MPs back prostitution ban

Prostitution ban 'would cut' demand for trafficking
Prostitution ban 'would cut' demand for trafficking

There is all-party support for criminalising men who buy sex, a former Europe minister said last night.

Harriet Harman, women's minister and Labour's deputy leader, re-opened the prostitution debate yesterday by backing a total ban on prostitution, which she argued would reduce the demand for trafficked women.

Former government minister Denis MacShane said last night a cross-party group of MPs supported changing the law to make it illegal to buy sex, bringing the UK in line with the Swedish model.

The Labour MP told Newsnight: "The actual proposal is not Harriet Harman's, it is a group of MPs'. It is [an] all-party support issue, to say that councils, communities, police chiefs can say 'we don't want this in our area'."


Ms Harman argued a ban on buying sex could help reduce the demand for sex workers, helping to reverse rising levels of human trafficking.

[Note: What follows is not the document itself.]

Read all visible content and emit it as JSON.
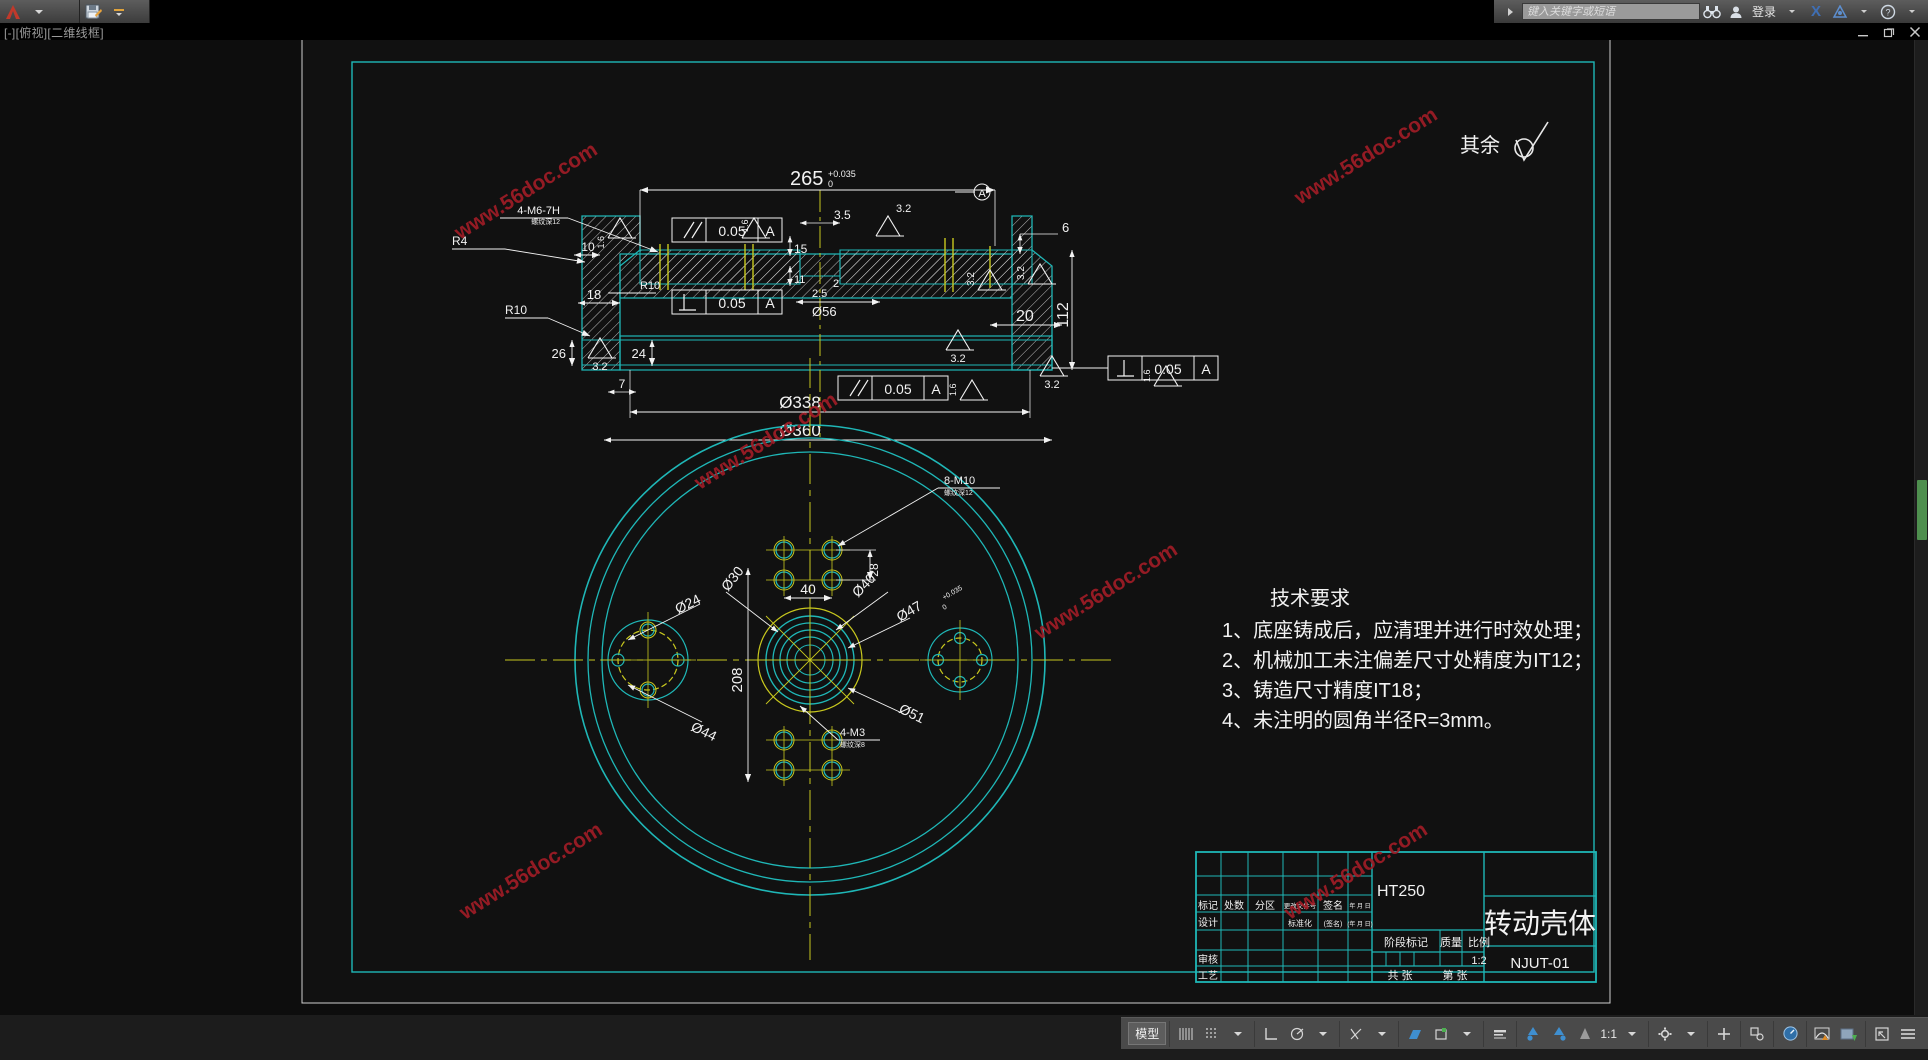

The Home Office decided against making paying for sex a specific offence in 2004 but Ms Harman yesterday indicated ministers are looking again at the issue.

Appearing on the Today programme she said: "Do we think it's right in the 21st century that women should be in a sex trade or do we think it's exploitation and should be banned? Just because something has always gone on, it doesn't mean you just wring your hands and say there's nothing we can do about it."

Specifically, Ms Harman said a ban on prostitution would reduce demand for sex workers and in her "personal view" it should be taken as the government's next step.

She explained: "Unless you tackle the demand side of human trafficking, which is fuelling this trade, we will not be able to protect women from it.

"The. question is can we really stop this trade when we've still got a lawful sex trade going on?"

Mr MacShane concurred with her views, arguing that present initiatives are failing to address human trafficking, which he described as an "extraordinarily new international crime."

He said: "I looked and I looked at how you could handle the supply side of it, and we find maybe 30 criminal investigations a year may appear in courts because of the trafficking of these women.

"I just came to the conclusion that if you don't deal with the demand side, this incredible, insatiate demand in Britain to have young women coming in from abroad to pleasure men for money, something needs to be done."

Home Office ministers Vernon Coaker and Barbara Follett are set to visit Sweden to assess the impact of a ban on prostitution.

The home secretary confirmed this will form part of a short-term review of the laws surrounding sex work.

Jacqui Smith said yesterday: "We recognise that there is considerable support for us to do more to tackle the demand for prostitution and to prevent the trafficking of people for sexual exploitation."

The Green party's candidate for mayor of London, Sian Berry, warned against total prohibition, however, arguing there was "no evidence" the Swedish ban had done anything to help trafficked women.

Rather, Ms Berry warned, the Swedish police are now finding men are less likely to come forward and report suspected abuse because they have been criminalised.

As an immediate measure, the Newspaper Society will next month produce new guidelines on adverts offering sex services, advising publishers to consult with police over concerning ads.

Ms Harman said she was hopeful the guidance would stop the ads, which campaigners warn often feature trafficked women.

MEN Media, owned by the Guardian Media Group, has already decided it will not run any adverts for personal services.